How the ‘Kaepernick Effect’ inspired a new generation

MGN Colin Kaepernick

Macalester College alums Dave Zirin (Class of ’96) and Jessie Hagopian (Class of ’01) returned to campus last week and discussed the politics of athletics and education. Zirin’s latest book, “The Kaepernick Effort: Taking a Knee, Changing the World” (The New Press), was released in September. 

Colin Kaepernick first took a knee in 2016 to call attention to racism and police brutality, but since then the now-former NFL quarterback has been virtually banned from pro ball as a result.  “I don’t think Colin Kaepernick at all had some master plan to do this,” said Zirin. 

A longtime sports editor of The Nation, Zirin is also a columnist for The Progressive and host of his “Edge of Sports” podcast. Zirin’s many books include “A People’s History of Sports in the United States,” “Game Over” and “Bad Sports.”

For anyone, especially athletes, taking a knee is a sign of respect. It isn’t unlawful, but since 2016, kneeling on one knee during the U.S. national anthem at sporting events has become for Black folk a clarion call on this country’s historical and present-day inequalities. However, for most non-Blacks it has been twisted totally into something else.  

According to Zirin, Kaepernick helped spark a new generation of young people clamoring for systemic change. “Colin Kaepernick’s great contributions in the struggle is that he will create a [protest] method to a generation of young athlete activists,” stressed Zirin. “He’s basically showed them that if you take a knee during the national anthem, you’re going to start a lot of conversations, and you’re going to upset all the right people.”

Hagopian, a Seattle high school teacher for over a decade, is the recipient of the 2019 Racial Justice Teacher of the Year from the NAACP Youth Coalition and the Social Justice Teacher of the Year from Seattle Public School’s Department of Racial Equity. He and fellow teachers helped lead an achievement test boycott in Seattle schools and wrote about it in “Voices of a People’s History of the United States”.

He also is an advocate for the power of sports in youth development, and his students are among the many young people and others interviewed for Zirin’s book.  

Photo by Jack Gordon Dave Zirin

“Garfield High School became the first high school in the country where every single football player took a knee. Then all of the cheerleaders took a knee along with the entire marching band,” Hagopian recalled. “Then it spread to the girls’ volleyball team, and the entire [school’s] teams took a knee.”

Hagopian said the anthem is more a tribute to White supremacy and institutional racism in the United States, which he calls “the boundless satire.”  

“I absolutely believe that the public school system is part of reproducing White supremacy,” he pointed out. “I think every institution in America plays a role in helping to reproduce institutional racism.  I think sports have their role.”

“Some kids were kicked off teams. Some kids had garbage thrown at them,” said Zirin of the recollections he got from around the country. “All they’re doing is peaceful, the act of civil disobedience against police violence and racial inequity.
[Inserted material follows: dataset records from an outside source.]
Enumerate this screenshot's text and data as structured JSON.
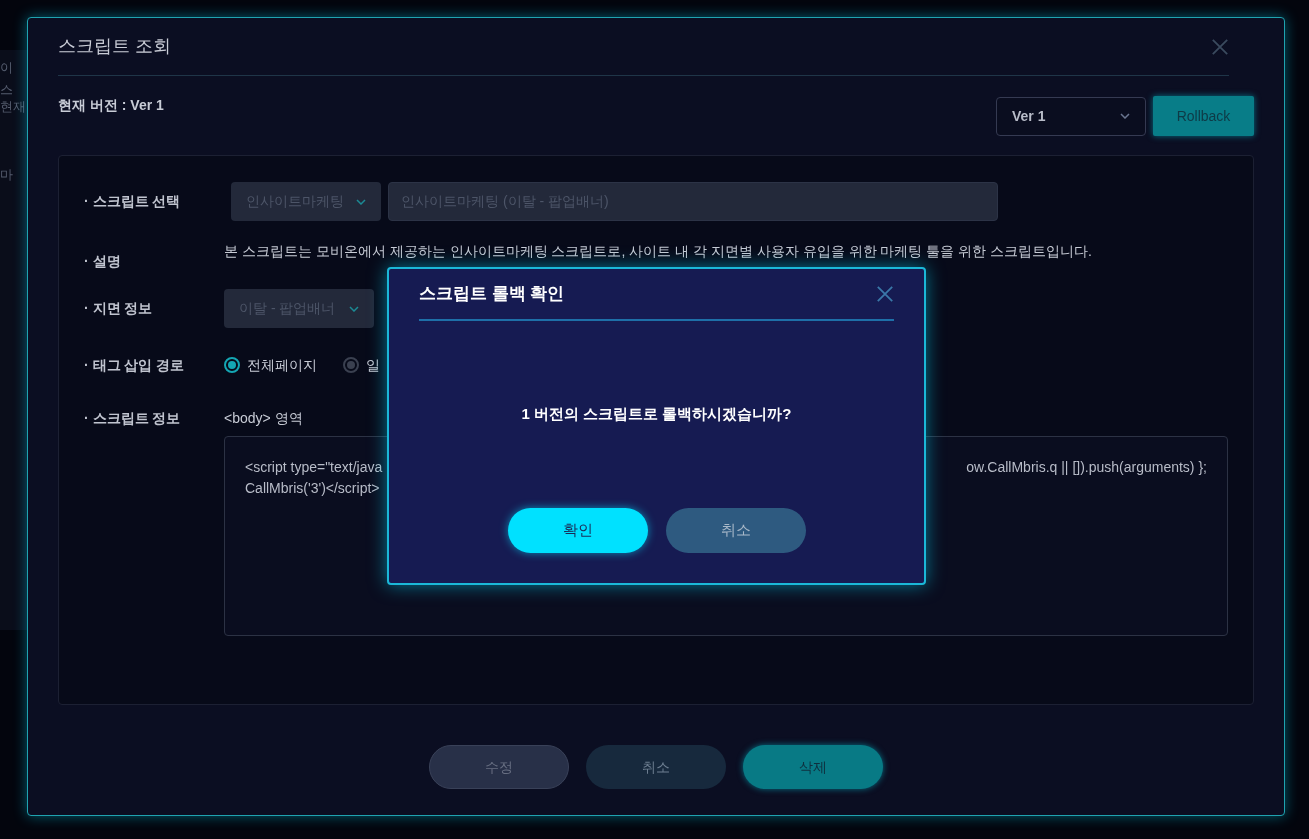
{
  "background": {
    "fragments": [
      "이",
      "스",
      "현재",
      "마"
    ]
  },
  "modal": {
    "title": "스크립트 조회",
    "current_version": "현재 버전 : Ver 1",
    "version_select": {
      "value": "Ver 1"
    },
    "rollback_button": "Rollback",
    "fields": [
      {
        "kind": "select_input",
        "label": "· 스크립트 선택",
        "select": {
          "value": "인사이트마케팅",
          "disabled": true
        },
        "input": {
          "value": "인사이트마케팅 (이탈 - 팝업배너)",
          "disabled": true
        }
      },
      {
        "kind": "text",
        "label": "· 설명",
        "text": "본 스크립트는 모비온에서 제공하는 인사이트마케팅 스크립트로, 사이트 내 각 지면별 사용자 유입을 위한 마케팅 툴을 위한 스크립트입니다."
      },
      {
        "kind": "select",
        "label": "· 지면 정보",
        "select": {
          "value": "이탈 - 팝업배너",
          "disabled": true
        }
      },
      {
        "kind": "radios",
        "label": "· 태그 삽입 경로",
        "options": [
          {
            "label": "전체페이지",
            "selected": true
          },
          {
            "label": "일",
            "selected": false
          }
        ]
      },
      {
        "kind": "code",
        "label": "· 스크립트 정보",
        "caption": "<body> 영역",
        "lines": [
          {
            "left": "<script type=\"text/java",
            "right": "ow.CallMbris.q || []).push(arguments) };"
          },
          {
            "left": "CallMbris('3')</script>"
          }
        ]
      }
    ],
    "buttons": [
      {
        "label": "수정",
        "kind": "outline",
        "disabled": true
      },
      {
        "label": "취소",
        "kind": "secondary",
        "disabled": false
      },
      {
        "label": "삭제",
        "kind": "primary",
        "disabled": false
      }
    ]
  },
  "confirm": {
    "title": "스크립트 롤백 확인",
    "message": "1 버전의 스크립트로 롤백하시겠습니까?",
    "buttons": [
      {
        "label": "확인",
        "kind": "primary"
      },
      {
        "label": "취소",
        "kind": "secondary"
      }
    ]
  }
}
That’s a story I got to tell because I was concerned that all these young people were part of the struggle, [but] we live in a culture that writes ordinary people out of history.” 

Members of the Minneapolis North High School football team also were featured in the book.

Like the fist raised in the air during the 1960s, taking a knee today would rightfully join it in the nonviolent protest hall of fame if such a place existed.

An attendee at last week’s event at Macalester asked why the national anthem must be played at games. “It integrates the anthem and all sorts of patriotic whatnot,” answered Zirin. 

“The national anthem was written in 1814 by slave owners. It’s a war song, and there’s a third verse we do not see that’s super racist.” The anthem didn’t become ritualistic until after World War II “because of the onset of the Cold War,” he explained of its pre-game custom.   

“It was just incredible to see my Black students be transformed through these protests,” said Hagopian.

Afterward Hagopian predicted that despite all that has happened in the country since George Floyd’s murder in 2020, “The reckoning is still to come. And when we tear down the structures of instructional racism, people will know that the uprising of 2020 was launched in that struggle.”